La piedra de toque es entonces que el producto guste y la mejor manera de comprobarlo es dejar que la gente lo elija para contar a continuación cuántos se han apuntado.
El nuevo código ha de ser máximamente electivo o, como dicen los especialistas, dispositivo: el número y la importancia de las reglas imperativas -las que se aplican aunque los interesados quieran prescindir de ellas- debe reducirse a un míninimo y, en cada caso, debe quedar clarísimo qué es imperativo y qué no lo es. El código debe recoger los mejores instrumentos y ponerlos a disposición de los catalanes sin imponérselos. Éste, se dice sin convicción, es un país pactista, de libertad civil. Vamos a ver si es verdad.
Al respecto, la experiencia reciente de la iniciada codificación catalana es hermafrodita: una misma regla puede afirmar y negar, dar un pasito adelante y otro hacia atrás, tratar de contentar a todo el mundo sin conseguir dar seguridad a nadie.
Un ejemplo vistoso es el artículo 121-3 de la ley 29/2002, la primera sobre el código civil catalán, según el cual las normas sobre la extinción de los derechos por el paso del tiempo son "de naturaleza imperativa". Sin embargo, añade: "Las partes podrán pactar el acortamiento o ampliación del plazo" legal.
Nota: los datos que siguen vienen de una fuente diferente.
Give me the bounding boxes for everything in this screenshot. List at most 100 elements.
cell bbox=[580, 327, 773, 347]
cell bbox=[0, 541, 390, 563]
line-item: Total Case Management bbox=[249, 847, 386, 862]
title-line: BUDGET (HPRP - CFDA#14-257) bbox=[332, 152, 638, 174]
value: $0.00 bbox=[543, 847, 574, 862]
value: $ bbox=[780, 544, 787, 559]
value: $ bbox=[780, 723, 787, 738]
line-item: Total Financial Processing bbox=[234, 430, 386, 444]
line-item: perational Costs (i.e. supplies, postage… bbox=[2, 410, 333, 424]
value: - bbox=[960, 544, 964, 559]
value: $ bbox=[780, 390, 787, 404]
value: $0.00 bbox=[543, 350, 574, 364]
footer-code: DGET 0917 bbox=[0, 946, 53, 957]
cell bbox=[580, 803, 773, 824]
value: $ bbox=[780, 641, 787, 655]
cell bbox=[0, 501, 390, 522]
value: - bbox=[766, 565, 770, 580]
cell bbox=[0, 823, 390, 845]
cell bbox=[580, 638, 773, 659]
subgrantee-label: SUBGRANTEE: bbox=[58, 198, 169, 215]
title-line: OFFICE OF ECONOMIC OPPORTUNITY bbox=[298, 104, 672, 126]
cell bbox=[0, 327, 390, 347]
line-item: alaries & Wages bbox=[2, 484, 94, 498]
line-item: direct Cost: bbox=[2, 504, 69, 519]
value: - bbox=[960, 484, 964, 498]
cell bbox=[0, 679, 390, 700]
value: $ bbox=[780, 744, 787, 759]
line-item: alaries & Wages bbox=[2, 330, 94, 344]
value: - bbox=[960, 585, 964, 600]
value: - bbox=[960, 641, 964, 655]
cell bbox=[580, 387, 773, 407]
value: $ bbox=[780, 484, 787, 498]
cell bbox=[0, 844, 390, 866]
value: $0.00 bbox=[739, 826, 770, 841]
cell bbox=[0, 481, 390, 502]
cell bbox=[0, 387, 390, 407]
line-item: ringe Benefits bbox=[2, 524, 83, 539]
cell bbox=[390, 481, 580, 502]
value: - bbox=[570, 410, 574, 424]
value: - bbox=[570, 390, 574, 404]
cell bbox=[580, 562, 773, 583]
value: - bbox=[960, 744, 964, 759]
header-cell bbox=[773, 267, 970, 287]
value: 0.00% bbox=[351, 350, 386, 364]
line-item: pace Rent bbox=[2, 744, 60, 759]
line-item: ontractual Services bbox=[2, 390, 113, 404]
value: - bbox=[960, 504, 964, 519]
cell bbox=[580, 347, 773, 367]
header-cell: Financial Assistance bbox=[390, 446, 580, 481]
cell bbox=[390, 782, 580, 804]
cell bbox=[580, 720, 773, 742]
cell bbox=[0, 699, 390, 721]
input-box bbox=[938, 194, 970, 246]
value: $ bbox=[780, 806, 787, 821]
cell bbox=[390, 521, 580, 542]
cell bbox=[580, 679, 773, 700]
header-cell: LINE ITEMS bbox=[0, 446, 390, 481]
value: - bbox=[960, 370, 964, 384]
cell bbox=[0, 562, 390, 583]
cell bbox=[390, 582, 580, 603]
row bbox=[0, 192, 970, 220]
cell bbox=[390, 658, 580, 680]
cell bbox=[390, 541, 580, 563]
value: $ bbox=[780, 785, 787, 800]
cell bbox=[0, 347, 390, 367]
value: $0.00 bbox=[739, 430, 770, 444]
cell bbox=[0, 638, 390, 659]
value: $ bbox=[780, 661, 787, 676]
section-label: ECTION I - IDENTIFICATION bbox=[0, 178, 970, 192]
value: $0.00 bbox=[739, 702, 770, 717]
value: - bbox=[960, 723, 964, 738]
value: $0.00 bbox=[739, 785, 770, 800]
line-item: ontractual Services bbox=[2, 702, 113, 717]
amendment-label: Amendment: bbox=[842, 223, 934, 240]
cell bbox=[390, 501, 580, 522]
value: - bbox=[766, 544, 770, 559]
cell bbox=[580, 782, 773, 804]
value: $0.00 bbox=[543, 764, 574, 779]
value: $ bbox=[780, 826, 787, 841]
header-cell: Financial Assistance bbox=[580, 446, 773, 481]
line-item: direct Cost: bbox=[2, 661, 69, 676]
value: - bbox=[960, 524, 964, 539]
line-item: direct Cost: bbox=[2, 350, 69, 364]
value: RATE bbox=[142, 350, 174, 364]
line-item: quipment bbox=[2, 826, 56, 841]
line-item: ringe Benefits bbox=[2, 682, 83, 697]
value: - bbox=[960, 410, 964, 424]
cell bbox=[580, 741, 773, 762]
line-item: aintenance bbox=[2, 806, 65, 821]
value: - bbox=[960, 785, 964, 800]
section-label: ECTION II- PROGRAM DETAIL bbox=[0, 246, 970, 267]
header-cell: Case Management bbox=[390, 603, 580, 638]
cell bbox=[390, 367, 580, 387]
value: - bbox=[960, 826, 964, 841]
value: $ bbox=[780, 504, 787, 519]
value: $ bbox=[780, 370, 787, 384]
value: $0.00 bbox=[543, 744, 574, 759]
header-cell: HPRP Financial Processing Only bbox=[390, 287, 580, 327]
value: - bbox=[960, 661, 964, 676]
Uno está a punto de preguntar en qué quedamos, cuando el impávido artículo prosigue diciendo que el acortamiento no puede superar la mitad ni la ampliación el doble del plazo en cuestión.
Ya es afinar: pacta, pero con catalana moderación. Y rozamos al delirio cuando comprobamos que el texto remacha el clavo diciendo que el pacto es posible siempre que "no comporte indefensión de ninguna de las partes". Al profesional que recomiende un pacto al respecto, le aconsejo cubrir su responsabilidad con un burofax enviado al cliente advirtiéndole de que el camino da muchas vueltas. Antes de iniciar su construcción hay que saber adónde queremos que lleve. A Europa, claro. Pero no a la fuerza.
Pablo Salvador Coderch es catedrático de Derecho Civil de la Universidad Pompeu Fabra.